Tributes to Nora Bernard Flowing In
Residential school survivor : Activist was ‘our voice’
CATHY VON KINTZEL
December 30, 2007
TRURO — Tributes continued pouring in for Nora Bernard on Saturday as police continued investigating the death of the Mi’kmaq activist .
Truro police said it will likely be Monday before they release any new information in the case.
Nora Bernard, 72-year-old member of the Millbrook First Nation, who fought for compensation and justice for the survivors of Indian residential schools, was found dead in her Truro home Thursday morning.
Police suspect foul play but have released no other information.
Tributes were being paid to the woman described as a trailblazer and true pioneer.
” Nora was our voice until such time as we could speak for ourselves,” wrote a member of an online Facebook group established Friday by residential school survivor Amber O’Hara of Toronto.
“Without her, so many residential school survivors would have continued to be silenced about our abuses we suffered,” the contributor wrote. “With her help we became survivors, no longer victims.”
Ms. O’Hara said in an e-mail interview on Saturday she launched the Facebook group, titled In Loving Memory of Nora Bernard, because she wanted to remember “an amazing woman, a kind, caring and giving elder who did so much in her fight for justice for Indian residential school survivors.”
Most comments on the Facebook group’s site are from across Canada.
“She was a trailblazer in her fight for justice for so many,” one Toronto woman wrote.
“May her memory be honoured and cherished and may you take comfort in the knowledge that she helped so many people.”
Ms. O’Hara said the survivors of the more than 70 residential schools live across Canada, so she assumes that as word spreads of Ms. Bernard’s death more people will join her group.
One man in the group called Ms. Bernard a true pioneer.
“The legal stand that she took against the Canadian government has brought many closures for residential school survivors in Canada.”

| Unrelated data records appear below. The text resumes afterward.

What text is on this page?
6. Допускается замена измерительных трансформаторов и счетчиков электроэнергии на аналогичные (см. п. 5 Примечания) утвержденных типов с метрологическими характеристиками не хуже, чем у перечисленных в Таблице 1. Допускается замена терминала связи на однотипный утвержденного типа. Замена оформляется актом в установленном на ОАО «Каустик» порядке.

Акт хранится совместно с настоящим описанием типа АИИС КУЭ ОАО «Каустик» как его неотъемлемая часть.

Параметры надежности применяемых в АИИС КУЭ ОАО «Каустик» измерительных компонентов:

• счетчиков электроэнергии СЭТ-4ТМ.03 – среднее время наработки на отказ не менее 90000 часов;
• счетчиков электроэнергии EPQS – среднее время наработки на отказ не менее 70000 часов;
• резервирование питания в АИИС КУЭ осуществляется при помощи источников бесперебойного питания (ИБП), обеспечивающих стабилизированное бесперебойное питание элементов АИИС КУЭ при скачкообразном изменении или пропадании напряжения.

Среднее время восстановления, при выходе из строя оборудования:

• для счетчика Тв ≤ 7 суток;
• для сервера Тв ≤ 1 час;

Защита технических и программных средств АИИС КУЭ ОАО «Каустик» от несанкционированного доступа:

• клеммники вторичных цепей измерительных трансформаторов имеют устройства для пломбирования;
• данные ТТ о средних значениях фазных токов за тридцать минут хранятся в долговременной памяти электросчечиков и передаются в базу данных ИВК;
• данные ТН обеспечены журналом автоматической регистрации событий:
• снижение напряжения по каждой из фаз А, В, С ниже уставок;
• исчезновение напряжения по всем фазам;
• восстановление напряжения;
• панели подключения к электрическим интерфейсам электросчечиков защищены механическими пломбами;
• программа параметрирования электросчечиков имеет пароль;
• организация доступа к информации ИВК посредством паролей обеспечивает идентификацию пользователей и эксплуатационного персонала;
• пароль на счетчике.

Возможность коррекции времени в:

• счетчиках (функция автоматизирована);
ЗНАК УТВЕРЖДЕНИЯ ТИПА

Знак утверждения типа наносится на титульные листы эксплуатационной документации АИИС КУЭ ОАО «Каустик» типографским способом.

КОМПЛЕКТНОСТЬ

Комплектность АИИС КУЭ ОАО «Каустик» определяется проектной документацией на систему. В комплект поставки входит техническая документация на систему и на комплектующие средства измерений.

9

Ms. O’Hara said Ms. Bernard had nothing to gain when she began her struggle for justice.
“She did so because she cared when no one else seemed to care. What she gave in terms of a voice to other survivors to speak up is immeasurable. Nora will live forever in our hearts. I wish her spirit a safe and fast journey to the spirit world.”
The Shubenacadie Indian Residential School Association’s website says it was in 1987 that Ms. Bernard began locating survivors who were forced to attend the institution.
She helped form the Truro-based association in 1995 with a goal to help survivors and victims of physical, mental and sexual abuse at the school through healing processes that would help give them back their lives and culture.
That same year she hired Halifax lawyer John McKiggan to take the survivors’ case when others wouldn’t.
Years later, on the day of her death, Mr. McKiggan told The Chronicle Herald how he couldn’t say no to a determined and tireless Ms. Bernard.
He had worked on a number of claims for sexual abuse survivors but knew nothing about the Indian residential school system and what people had endured.
After speaking with Ms. Bernard and her fledgling group, he did some research and “came to believe that what happened to these children was horribly, horribly wrong. Nora convinced me to help her pursue justice for these children.”
Mr. McKiggan is convinced that if Ms. Bernard hadn’t filed her first class action, others may not have followed suit and the compensation settlement may never have happened.
“It’s a tremendous accomplishment that Nora was instrumental in.”